I was talking about this yesterday, how game designers don't finish games any more (ETW, anyone?) and sell the Beta version, effectively making the customer the Beta tester without knowing it.

I figured this out a long time ago; it's why I have my one-year rule. It's a personal rule that I won't buy any game until it has been out for at least a year, if not longer.

Waiting this long allows me to ignore all of the obnoxious advertising, propaganda, campaigning and hype that companies try to create for their usually POS game. It allows me to see if the game is any good by reading reviews and posts by other gamers. It allows most of the bugs to be fixed, and if they aren't, not be disappointed having waited for a year for promised bug-fixes that never came. It usually allows the price to drop, and for moddable games now, let's me see what kind of mods are out there and how large and active the game community is, thus giving me an idea of potential mods of the future. It lets me see how the devs have responded to issues and their attitude towards their customers.

Following this has made me a lot happier about buying games, without having been psyched-out by false advertising, unrealised expectations, disappointing flaws and poor design decisions. Now I have a much better idea of what's for sale, and whether I will pay N dollars for a game.

I only violated my rule once, and I was sorry for it. NEVER buy a game hot off the press. (*mumble* stupid alpha *mutter*)
 
I think it's the opposite. Piracy, or the threat of piracy, leads developers to increasingly do annoying things like install rootkits or remove dedicated servers or include overly intrusive copy protection that makes them look more greedy and in turn makes more people think they're more justified in pirating. Or it just leads them to developing games for consoles only.

Piracy is part of the free market. If you can buy games for less than the selling price or $0 even, you would. That's only rational. Woohoo!
 
He is stating this openly!? Wow, just wow.
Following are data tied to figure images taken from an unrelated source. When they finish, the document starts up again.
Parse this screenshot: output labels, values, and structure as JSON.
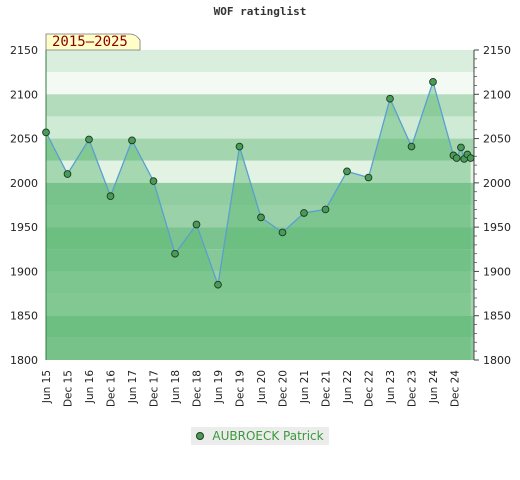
{
  "chart_data": {
    "type": "line",
    "title": "WOF ratinglist",
    "badge": "2015–2025",
    "ylim": [
      1800,
      2150
    ],
    "yticks": [
      1800,
      1850,
      1900,
      1950,
      2000,
      2050,
      2100,
      2150
    ],
    "categories": [
      "Jun 15",
      "Dec 15",
      "Jun 16",
      "Dec 16",
      "Jun 17",
      "Dec 17",
      "Jun 18",
      "Dec 18",
      "Jun 19",
      "Dec 19",
      "Jun 20",
      "Dec 20",
      "Jun 21",
      "Dec 21",
      "Jun 22",
      "Dec 22",
      "Jun 23",
      "Dec 23",
      "Jun 24",
      "Dec 24"
    ],
    "series": [
      {
        "name": "AUBROECK Patrick",
        "color": "#4a9a5a",
        "points": [
          {
            "x": 0,
            "y": 2057
          },
          {
            "x": 1,
            "y": 2010
          },
          {
            "x": 2,
            "y": 2049
          },
          {
            "x": 3,
            "y": 1985
          },
          {
            "x": 4,
            "y": 2048
          },
          {
            "x": 5,
            "y": 2002
          },
          {
            "x": 6,
            "y": 1920
          },
          {
            "x": 7,
            "y": 1953
          },
          {
            "x": 8,
            "y": 1885
          },
          {
            "x": 9,
            "y": 2041
          },
          {
            "x": 10,
            "y": 1961
          },
          {
            "x": 11,
            "y": 1944
          },
          {
            "x": 12,
            "y": 1966
          },
          {
            "x": 13,
            "y": 1970
          },
          {
            "x": 14,
            "y": 2013
          },
          {
            "x": 15,
            "y": 2006
          },
          {
            "x": 16,
            "y": 2095
          },
          {
            "x": 17,
            "y": 2041
          },
          {
            "x": 18,
            "y": 2114
          },
          {
            "x": 18.95,
            "y": 2031
          },
          {
            "x": 19.1,
            "y": 2028
          },
          {
            "x": 19.3,
            "y": 2040
          },
          {
            "x": 19.45,
            "y": 2027
          },
          {
            "x": 19.6,
            "y": 2032
          },
          {
            "x": 19.75,
            "y": 2028
          }
        ]
      }
    ],
    "legend": "bottom-center",
    "grid": true
  }
}
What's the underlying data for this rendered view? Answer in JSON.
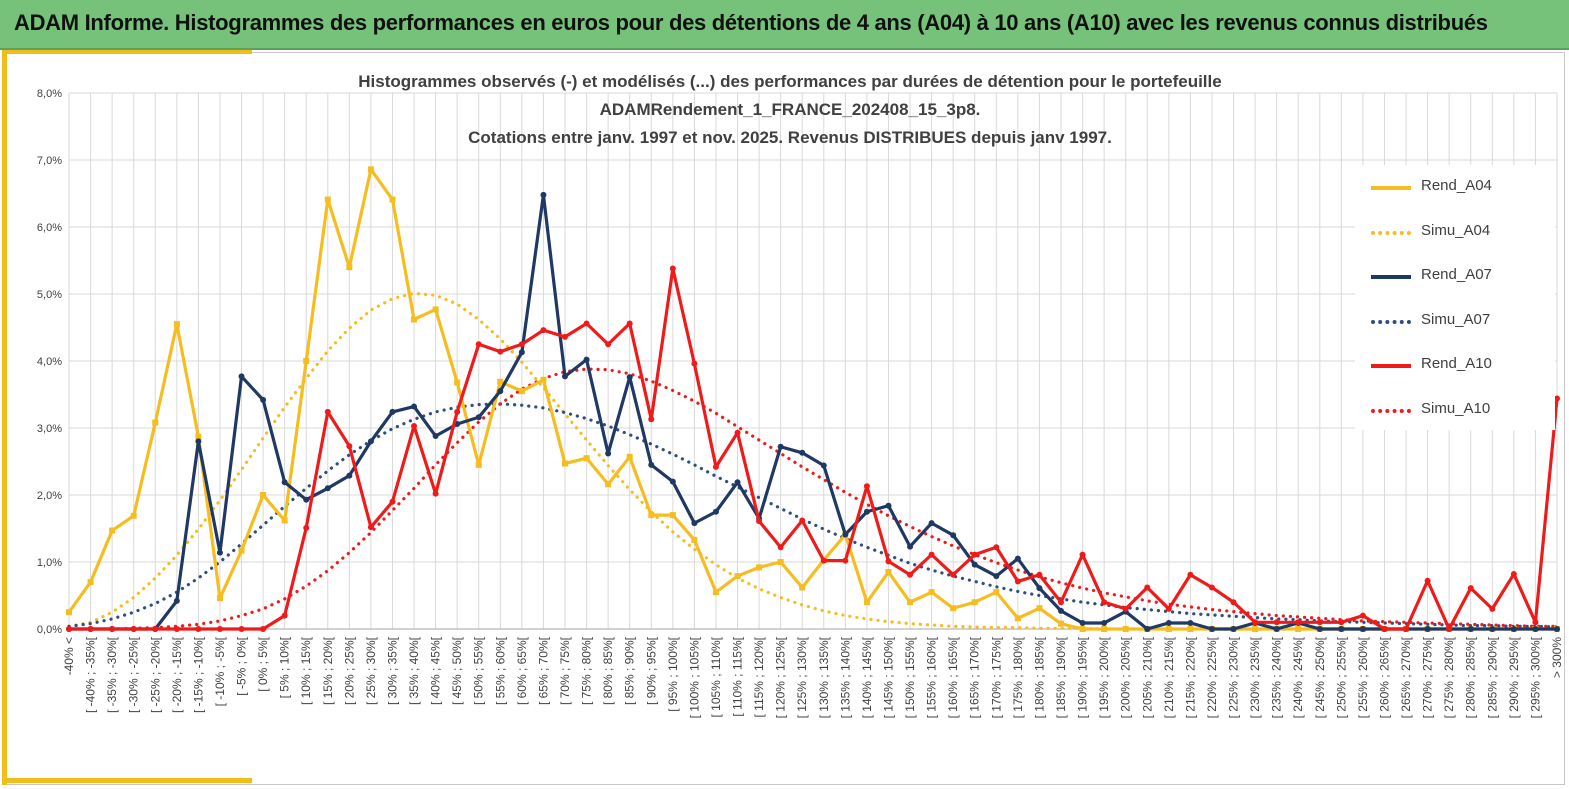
{
  "header": {
    "title": "ADAM Informe. Histogrammes des performances en euros pour des détentions de 4 ans (A04) à 10 ans (A10) avec les revenus connus distribués"
  },
  "colors": {
    "banner": "#76c27b",
    "accent": "#f2bd1b",
    "a04": "#f5bd1f",
    "a07": "#1f3864",
    "a10": "#ef1b1b",
    "sim07": "#2e4f7f",
    "grid": "#d9d9d9",
    "axis_text": "#404040"
  },
  "chart_data": {
    "type": "line",
    "title_lines": [
      "Histogrammes observés (-) et modélisés (...) des performances par durées de détention pour le portefeuille",
      "ADAMRendement_1_FRANCE_202408_15_3p8.",
      "Cotations entre janv. 1997 et nov. 2025. Revenus DISTRIBUES depuis janv 1997."
    ],
    "ylim": [
      0,
      8
    ],
    "yticks": [
      "0,0%",
      "1,0%",
      "2,0%",
      "3,0%",
      "4,0%",
      "5,0%",
      "6,0%",
      "7,0%",
      "8,0%"
    ],
    "grid": true,
    "legend_position": "right",
    "categories": [
      "-40% <",
      "[ -40% ; -35%[",
      "[ -35% ; -30%[",
      "[ -30% ; -25%[",
      "[ -25% ; -20%[",
      "[ -20% ; -15%[",
      "[ -15% ; -10%[",
      "[ -10% ; -5%[",
      "[ -5% ; 0%[",
      "[ 0% ; 5%[",
      "[ 5% ; 10%[",
      "[ 10% ; 15%[",
      "[ 15% ; 20%[",
      "[ 20% ; 25%[",
      "[ 25% ; 30%[",
      "[ 30% ; 35%[",
      "[ 35% ; 40%[",
      "[ 40% ; 45%[",
      "[ 45% ; 50%[",
      "[ 50% ; 55%[",
      "[ 55% ; 60%[",
      "[ 60% ; 65%[",
      "[ 65% ; 70%[",
      "[ 70% ; 75%[",
      "[ 75% ; 80%[",
      "[ 80% ; 85%[",
      "[ 85% ; 90%[",
      "[ 90% ; 95%[",
      "[ 95% ; 100%[",
      "[ 100% ; 105%[",
      "[ 105% ; 110%[",
      "[ 110% ; 115%[",
      "[ 115% ; 120%[",
      "[ 120% ; 125%[",
      "[ 125% ; 130%[",
      "[ 130% ; 135%[",
      "[ 135% ; 140%[",
      "[ 140% ; 145%[",
      "[ 145% ; 150%[",
      "[ 150% ; 155%[",
      "[ 155% ; 160%[",
      "[ 160% ; 165%[",
      "[ 165% ; 170%[",
      "[ 170% ; 175%[",
      "[ 175% ; 180%[",
      "[ 180% ; 185%[",
      "[ 185% ; 190%[",
      "[ 190% ; 195%[",
      "[ 195% ; 200%[",
      "[ 200% ; 205%[",
      "[ 205% ; 210%[",
      "[ 210% ; 215%[",
      "[ 215% ; 220%[",
      "[ 220% ; 225%[",
      "[ 225% ; 230%[",
      "[ 230% ; 235%[",
      "[ 235% ; 240%[",
      "[ 240% ; 245%[",
      "[ 245% ; 250%[",
      "[ 250% ; 255%[",
      "[ 255% ; 260%[",
      "[ 260% ; 265%[",
      "[ 265% ; 270%[",
      "[ 270% ; 275%[",
      "[ 275% ; 280%[",
      "[ 280% ; 285%[",
      "[ 285% ; 290%[",
      "[ 290% ; 295%[",
      "[ 295% ; 300%[",
      "> 300%"
    ],
    "series": [
      {
        "name": "Rend_A04",
        "style": "solid",
        "marker": "square",
        "color": "#f5bd1f",
        "values": [
          0.25,
          0.7,
          1.47,
          1.69,
          3.08,
          4.55,
          2.87,
          0.46,
          1.17,
          2.0,
          1.62,
          4.0,
          6.41,
          5.4,
          6.86,
          6.41,
          4.62,
          4.77,
          3.68,
          2.45,
          3.69,
          3.55,
          3.72,
          2.47,
          2.55,
          2.16,
          2.57,
          1.7,
          1.7,
          1.33,
          0.55,
          0.79,
          0.92,
          1.0,
          0.62,
          1.03,
          1.41,
          0.4,
          0.85,
          0.4,
          0.55,
          0.31,
          0.4,
          0.55,
          0.16,
          0.31,
          0.08,
          0.0,
          0.0,
          0.0,
          0.0,
          0.0,
          0.0,
          0.0,
          0.0,
          0.0,
          0.0,
          0.0,
          0.0,
          0.0,
          0.0,
          0.0,
          0.0,
          0.0,
          0.0,
          0.0,
          0.0,
          0.0,
          0.0,
          0.0
        ]
      },
      {
        "name": "Simu_A04",
        "style": "dotted",
        "marker": "none",
        "color": "#f5bd1f",
        "values": [
          0.04,
          0.1,
          0.25,
          0.47,
          0.76,
          1.1,
          1.49,
          1.92,
          2.38,
          2.85,
          3.31,
          3.74,
          4.15,
          4.49,
          4.76,
          4.93,
          5.01,
          4.98,
          4.85,
          4.62,
          4.33,
          3.98,
          3.6,
          3.21,
          2.82,
          2.44,
          2.08,
          1.75,
          1.45,
          1.19,
          0.96,
          0.76,
          0.6,
          0.47,
          0.36,
          0.27,
          0.2,
          0.15,
          0.11,
          0.08,
          0.06,
          0.04,
          0.03,
          0.02,
          0.02,
          0.01,
          0.01,
          0.01,
          0.0,
          0.0,
          0.0,
          0.0,
          0.0,
          0.0,
          0.0,
          0.0,
          0.0,
          0.0,
          0.0,
          0.0,
          0.0,
          0.0,
          0.0,
          0.0,
          0.0,
          0.0,
          0.0,
          0.0,
          0.0,
          0.0
        ]
      },
      {
        "name": "Rend_A07",
        "style": "solid",
        "marker": "circle",
        "color": "#1f3864",
        "values": [
          0.0,
          0.0,
          0.0,
          0.0,
          0.0,
          0.42,
          2.8,
          1.14,
          3.77,
          3.42,
          2.19,
          1.93,
          2.1,
          2.29,
          2.8,
          3.24,
          3.32,
          2.88,
          3.06,
          3.16,
          3.55,
          4.13,
          6.48,
          3.77,
          4.02,
          2.62,
          3.76,
          2.45,
          2.2,
          1.58,
          1.75,
          2.19,
          1.65,
          2.72,
          2.63,
          2.44,
          1.41,
          1.75,
          1.84,
          1.23,
          1.58,
          1.4,
          0.96,
          0.79,
          1.05,
          0.61,
          0.27,
          0.09,
          0.09,
          0.26,
          0.0,
          0.09,
          0.09,
          0.0,
          0.0,
          0.09,
          0.0,
          0.09,
          0.0,
          0.0,
          0.0,
          0.0,
          0.0,
          0.0,
          0.0,
          0.0,
          0.0,
          0.0,
          0.0,
          0.0
        ]
      },
      {
        "name": "Simu_A07",
        "style": "dotted",
        "marker": "none",
        "color": "#2e4f7f",
        "values": [
          0.04,
          0.08,
          0.15,
          0.25,
          0.38,
          0.55,
          0.76,
          1.0,
          1.27,
          1.55,
          1.83,
          2.1,
          2.36,
          2.6,
          2.81,
          2.99,
          3.13,
          3.24,
          3.31,
          3.35,
          3.36,
          3.34,
          3.3,
          3.23,
          3.14,
          3.03,
          2.9,
          2.76,
          2.61,
          2.45,
          2.28,
          2.12,
          1.96,
          1.8,
          1.64,
          1.49,
          1.35,
          1.22,
          1.1,
          0.98,
          0.88,
          0.79,
          0.71,
          0.63,
          0.56,
          0.5,
          0.45,
          0.4,
          0.36,
          0.32,
          0.29,
          0.26,
          0.23,
          0.21,
          0.19,
          0.17,
          0.15,
          0.14,
          0.12,
          0.11,
          0.1,
          0.09,
          0.08,
          0.07,
          0.06,
          0.05,
          0.05,
          0.04,
          0.04,
          0.03
        ]
      },
      {
        "name": "Rend_A10",
        "style": "solid",
        "marker": "circle",
        "color": "#ef1b1b",
        "values": [
          0.0,
          0.0,
          0.0,
          0.0,
          0.0,
          0.0,
          0.0,
          0.0,
          0.0,
          0.0,
          0.2,
          1.51,
          3.24,
          2.73,
          1.52,
          1.9,
          3.03,
          2.02,
          3.24,
          4.25,
          4.14,
          4.25,
          4.46,
          4.36,
          4.56,
          4.25,
          4.56,
          3.13,
          5.38,
          3.96,
          2.42,
          2.93,
          1.61,
          1.22,
          1.62,
          1.02,
          1.02,
          2.13,
          1.01,
          0.81,
          1.11,
          0.81,
          1.11,
          1.22,
          0.71,
          0.81,
          0.4,
          1.11,
          0.4,
          0.3,
          0.62,
          0.3,
          0.81,
          0.62,
          0.4,
          0.1,
          0.1,
          0.1,
          0.1,
          0.1,
          0.2,
          0.0,
          0.0,
          0.72,
          0.0,
          0.61,
          0.3,
          0.82,
          0.1,
          3.44
        ]
      },
      {
        "name": "Simu_A10",
        "style": "dotted",
        "marker": "none",
        "color": "#ef1b1b",
        "values": [
          0.0,
          0.0,
          0.0,
          0.01,
          0.02,
          0.04,
          0.07,
          0.12,
          0.2,
          0.3,
          0.45,
          0.64,
          0.87,
          1.14,
          1.44,
          1.77,
          2.1,
          2.45,
          2.78,
          3.09,
          3.36,
          3.58,
          3.74,
          3.84,
          3.88,
          3.87,
          3.81,
          3.7,
          3.56,
          3.4,
          3.22,
          3.02,
          2.82,
          2.62,
          2.42,
          2.23,
          2.04,
          1.86,
          1.69,
          1.53,
          1.38,
          1.24,
          1.11,
          0.99,
          0.88,
          0.78,
          0.69,
          0.61,
          0.54,
          0.48,
          0.42,
          0.37,
          0.33,
          0.29,
          0.26,
          0.23,
          0.2,
          0.18,
          0.16,
          0.14,
          0.12,
          0.11,
          0.1,
          0.09,
          0.08,
          0.07,
          0.06,
          0.05,
          0.04,
          0.04
        ]
      }
    ]
  }
}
This is moustache twirling scale villainy right here.

Edit: He, that might make a fun comic book character:

"Bobby Kotick" DESTROYER OF ART! ABUSER OF PROGRAMMERS! SOUL SUCKING VILLAIN FROM THE DEPTHS OF THE CORPORATE WORLD!
 
The article has very biased wording. Next time just present the facts, please. As for my response, Activision isn't the only gaming company out there.
 
The article has very biased wording. Next time just present the facts, please. As for my response, Activision isn't the only gaming company out there.

Yeah you've got honest EA (whose made such great finished titles such as Spore, the Sims, Simcity Societies, etc.) and... uhh... hmmm.....
 
The only thing Rockstar Games is infamous for is the content of their games, which could be fixed by not playing them if you're a prude.
 
Happy employees make good workers, that is good management. I wonder about his rationale about destroying the morale of his most creative staff. Surely his comments will garner many negative feedback from fans and such, methinks this man will be fired soon.
 
Frankly, I'm not quite sure most games meet the constitutional requirements to receive any copyright protections. This is the only thing giving the government authority to stop pirating. I'm now sure how useful some of these games are. It could be read as only securing the rights of the actual programmers, not the company backing the games.
The games themselves may not be useful, but the same algorithms that make game simulations possible, can be employed in real life scientific simulations too. It's still useful innovation.

Also, this is a case of the constitution giving with a clause an a purpose. The purpose is ignored, and the clause is applied. Much like gun rights. Not saying that it's the way it should be but it's they way it is.